Enough is enough. That’s why I’m leading legislative efforts with my colleagues in Congress to protect patients from drug company price-gouging that puts medicines out of reach for millions of Americans.
It is unacceptable that people in Colorado, or anywhere in this country, are forced to skip doses of medications they need simply because some companies refuse to lower prices. With passage of the Freedom From Price Gouging Act, legislation I introduced with Rep. Katie Porter, we can take a commonsense step toward addressing this affordability crisis, holding drug corporations accountable for raising prices faster than inflation, and maximizing profits at the expense of patients’ health.
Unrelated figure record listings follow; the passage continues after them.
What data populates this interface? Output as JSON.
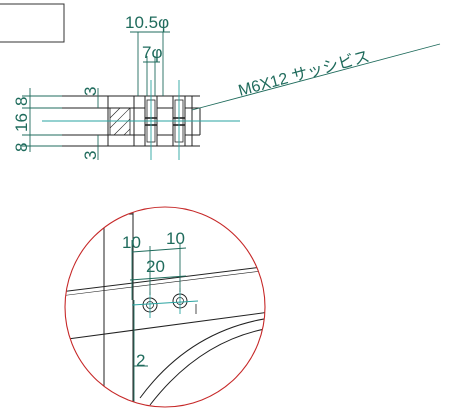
{
  "top_view": {
    "dim_outer_dia": "10.5φ",
    "dim_inner_dia": "7φ",
    "dim_3_top": "3",
    "dim_3_bottom": "3",
    "dim_8_top": "8",
    "dim_16": "16",
    "dim_8_bottom": "8",
    "screw_label": "M6X12 サッシビス"
  },
  "detail_view": {
    "dim_10_left": "10",
    "dim_10_right": "10",
    "dim_20": "20",
    "dim_2": "2"
  },
  "colors": {
    "dimension_text": "#1f6b5c",
    "center_line": "#2aa3a0",
    "detail_circle": "#c62828",
    "outline": "#222222"
  }
}
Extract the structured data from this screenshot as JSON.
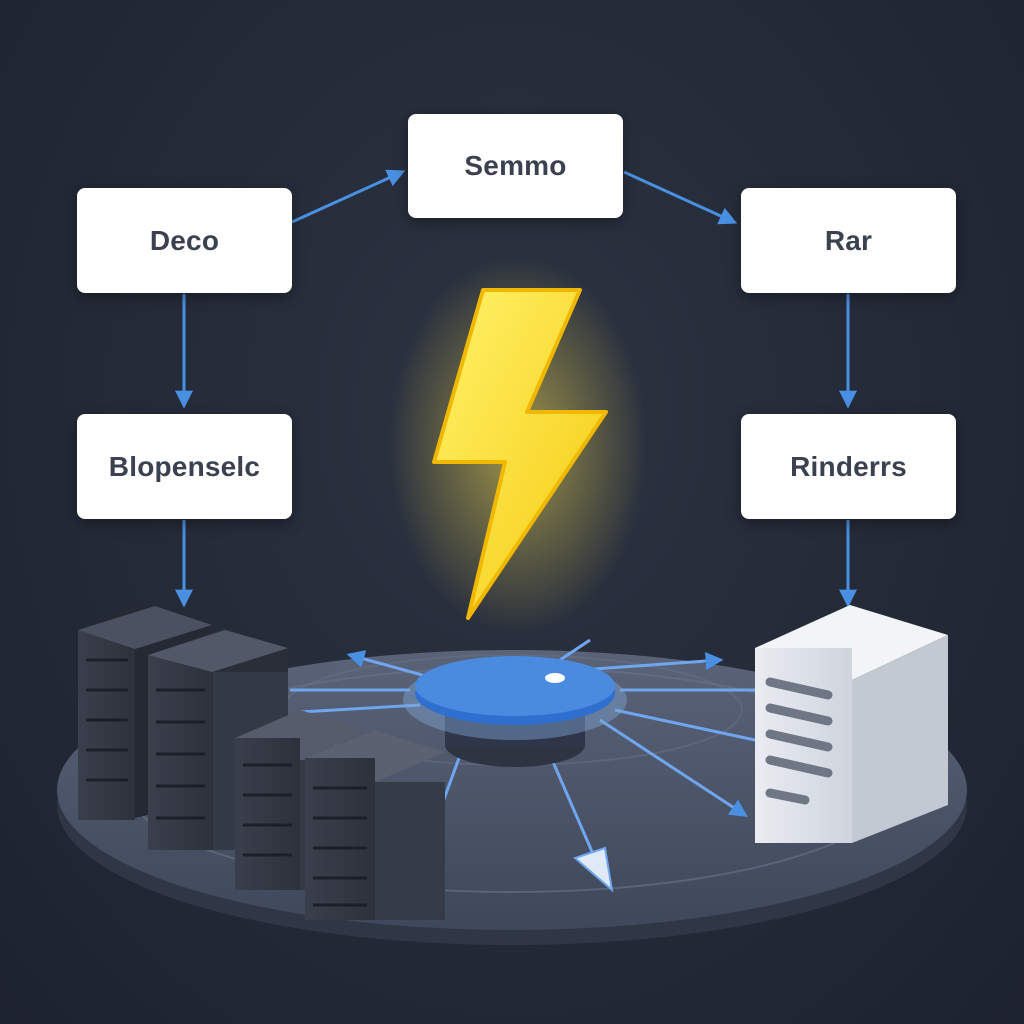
{
  "nodes": {
    "semmo": "Semmo",
    "deco": "Deco",
    "rar": "Rar",
    "blopenselc": "Blopenselc",
    "rinderrs": "Rinderrs"
  },
  "colors": {
    "background": "#252b38",
    "box": "#ffffff",
    "box_text": "#3b4150",
    "arrow": "#4a90e2",
    "bolt": "#ffd21f",
    "hub": "#4a8be0",
    "platform": "#4a5266"
  },
  "icons": [
    "lightning-bolt-icon",
    "server-rack-icon",
    "storage-server-icon",
    "hub-icon"
  ]
}
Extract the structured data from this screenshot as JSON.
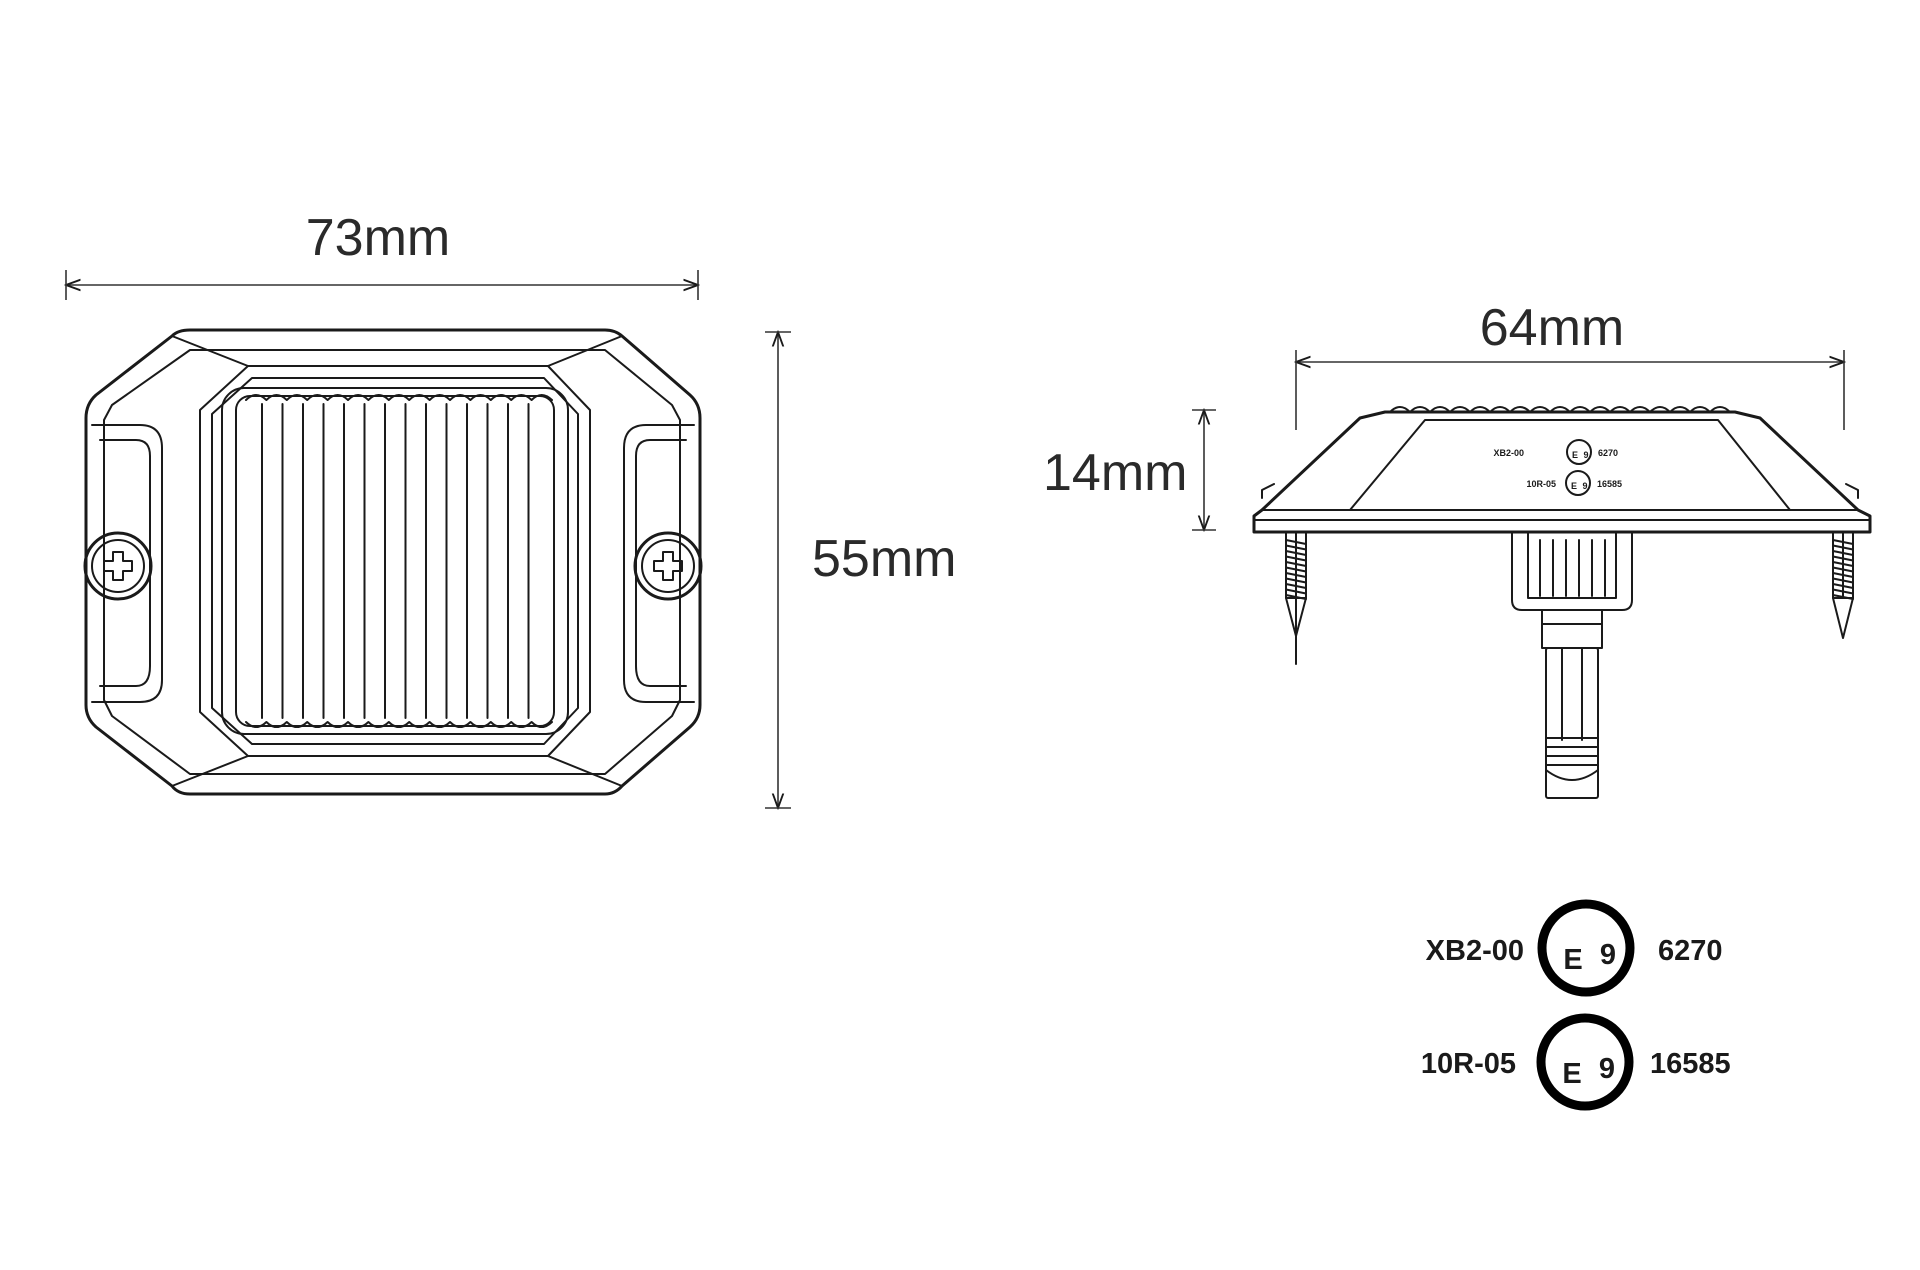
{
  "front_view": {
    "width_label": "73mm",
    "height_label": "55mm"
  },
  "side_view": {
    "width_label": "64mm",
    "depth_label": "14mm",
    "small_marks": [
      {
        "left": "XB2-00",
        "mark": "E",
        "sub": "9",
        "right": "6270"
      },
      {
        "left": "10R-05",
        "mark": "E",
        "sub": "9",
        "right": "16585"
      }
    ]
  },
  "certifications": [
    {
      "code": "XB2-00",
      "mark": "E",
      "sub": "9",
      "number": "6270"
    },
    {
      "code": "10R-05",
      "mark": "E",
      "sub": "9",
      "number": "16585"
    }
  ]
}
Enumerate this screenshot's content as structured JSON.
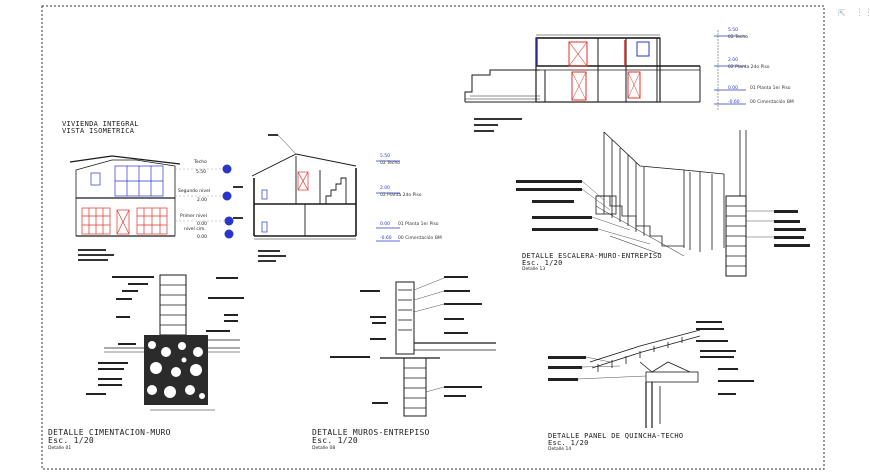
{
  "toolbar": {
    "arrow_icon": "arrow-icon",
    "grid_icon": "grid-icon"
  },
  "titles": {
    "vivienda_1": "VIVIENDA INTEGRAL",
    "vivienda_2": "VISTA ISOMETRICA",
    "cimentacion": "DETALLE CIMENTACION-MURO",
    "cimentacion_scale": "Esc. 1/20",
    "cimentacion_sub": "Detalle 01",
    "muros": "DETALLE MUROS-ENTREPISO",
    "muros_scale": "Esc. 1/20",
    "muros_sub": "Detalle 08",
    "escalera": "DETALLE ESCALERA-MURO-ENTREPISO",
    "escalera_scale": "Esc. 1/20",
    "escalera_sub": "Detalle 13",
    "panel": "DETALLE PANEL DE QUINCHA-TECHO",
    "panel_scale": "Esc. 1/20",
    "panel_sub": "Detalle 14"
  },
  "levels_top": {
    "techo_val": "5.50",
    "techo": "02 Techo",
    "segundo_val": "2.00",
    "segundo": "02 Planta 2do Piso",
    "primero_val": "0.00",
    "primero": "01 Planta 1er Piso",
    "cim_val": "-0.60",
    "cim": "00 Cimentación BM"
  },
  "levels_elev": {
    "techo": "Techo",
    "techo_val": "5.50",
    "segundo": "Segundo nivel",
    "segundo_val": "2.00",
    "primero": "Primer nivel",
    "primero_val": "0.00",
    "cim": "nivel cim.",
    "cim_val": "0.00"
  },
  "levels_section": {
    "techo_val": "5.50",
    "techo": "02 Techo",
    "segundo_val": "2.00",
    "segundo": "02 Planta 2do Piso",
    "primero_val": "0.00",
    "primero": "01 Planta 1er Piso",
    "cim_val": "-0.60",
    "cim": "00 Cimentación BM"
  },
  "colors": {
    "line": "#1a1a1a",
    "red": "#e0302a",
    "blue": "#2a36c9",
    "soil": "#222222"
  }
}
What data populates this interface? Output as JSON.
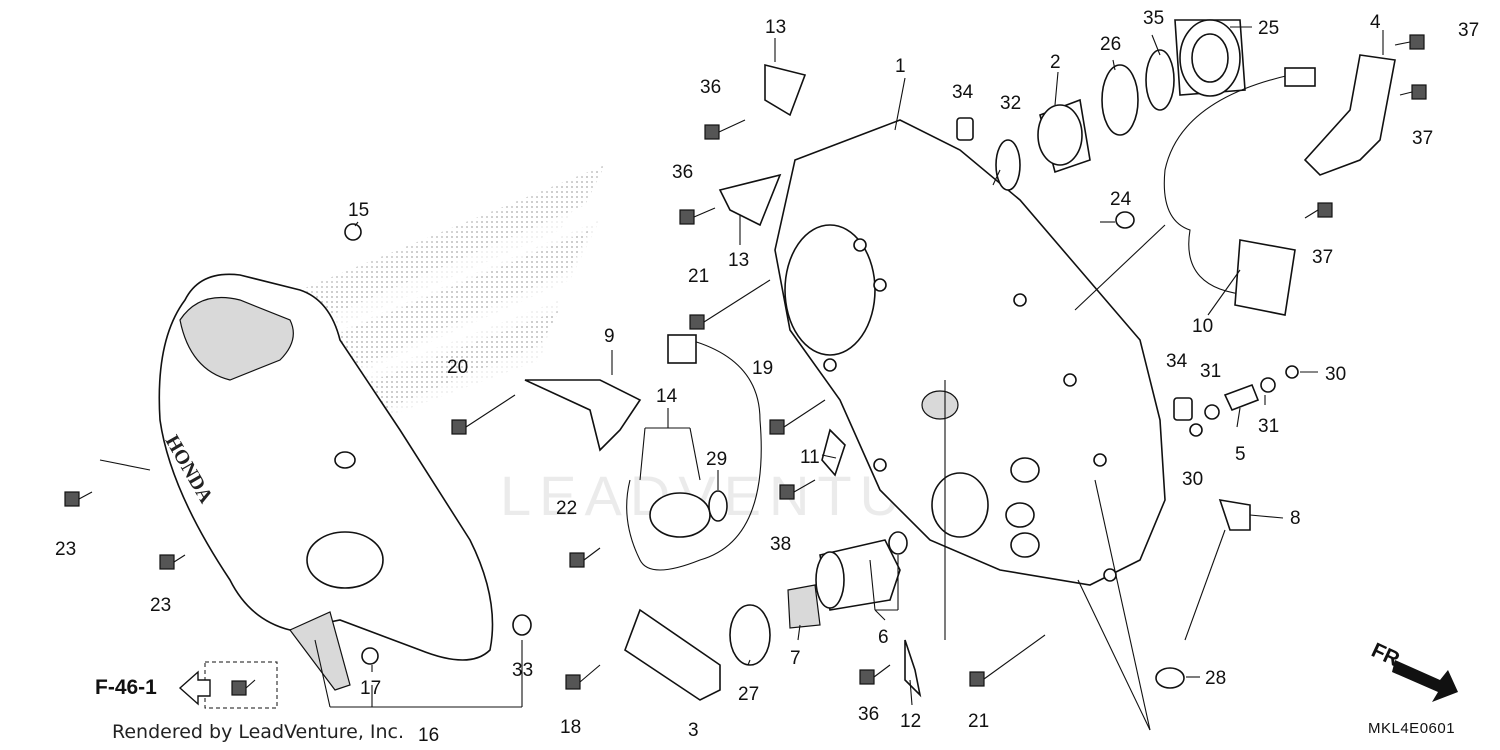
{
  "diagram": {
    "callouts": [
      "1",
      "2",
      "3",
      "4",
      "5",
      "6",
      "7",
      "8",
      "9",
      "10",
      "11",
      "12",
      "13",
      "13",
      "14",
      "15",
      "16",
      "17",
      "18",
      "19",
      "20",
      "21",
      "21",
      "22",
      "23",
      "23",
      "24",
      "25",
      "26",
      "27",
      "28",
      "29",
      "30",
      "30",
      "31",
      "31",
      "32",
      "33",
      "34",
      "34",
      "35",
      "36",
      "36",
      "36",
      "37",
      "37",
      "37",
      "38"
    ],
    "reference_label": "F-46-1",
    "direction_label": "FR.",
    "credit": "Rendered by LeadVenture, Inc.",
    "diagram_code": "MKL4E0601",
    "watermark": "LEADVENTURE"
  },
  "colors": {
    "line": "#111111",
    "shade": "#d9d9d9",
    "dot_pattern": "#9a9a9a",
    "background": "#ffffff"
  }
}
But this bill alone won’t get us where we need to go. Big Pharma has invested billions in lobbying to ensure the system that provides their exclusive control over drug pricing stays that way. Standing up to Big Pharma and winning bold reforms that put patients first again is going to take all of us.
That’s why I’m pushing my colleagues in the House and Senate to include bold drug pricing reform in the American Families Plan, such as empowering Medicare to negotiate drug prices like the Department of Veterans Affairs already does for my fellow veterans. Americans have asked their elected leaders to lower the cost of prescription drugs for decades and are rightfully tired of the half-measures and pushed timelines they’ve heard from both parties in response. They don’t need more lip-service, they need action.
To limit monopoly control over drug pricing, Congress must act now. For too long, the health of millions of Americans has been left at the mercy of Big Pharma. The time has come for lawmakers to finally take bold action on drug pricing and stop the biggest companies from price-gouging patients just to inflate their profits.
By finally giving Medicare the ability to negotiate drug pricing, we can ensure patients are able to afford their prescriptions. We can also extend the discounted prices to people with private insurance who also struggle with affordability as well as rising premiums and out of pocket costs. We can save taxpayers upwards of $450 billion. And that’s just to start.
Big Pharma will no doubt continue its expensive campaign against our efforts to hold them accountable and rein in their exploitive profits, but that’s no reason for us to back down. Because if these corporations can find billions of dollars to lobby members and enrich their shareholders and CEO’s at the same time, there’s no reason they can’t afford to lower the price of their medicines for the American people.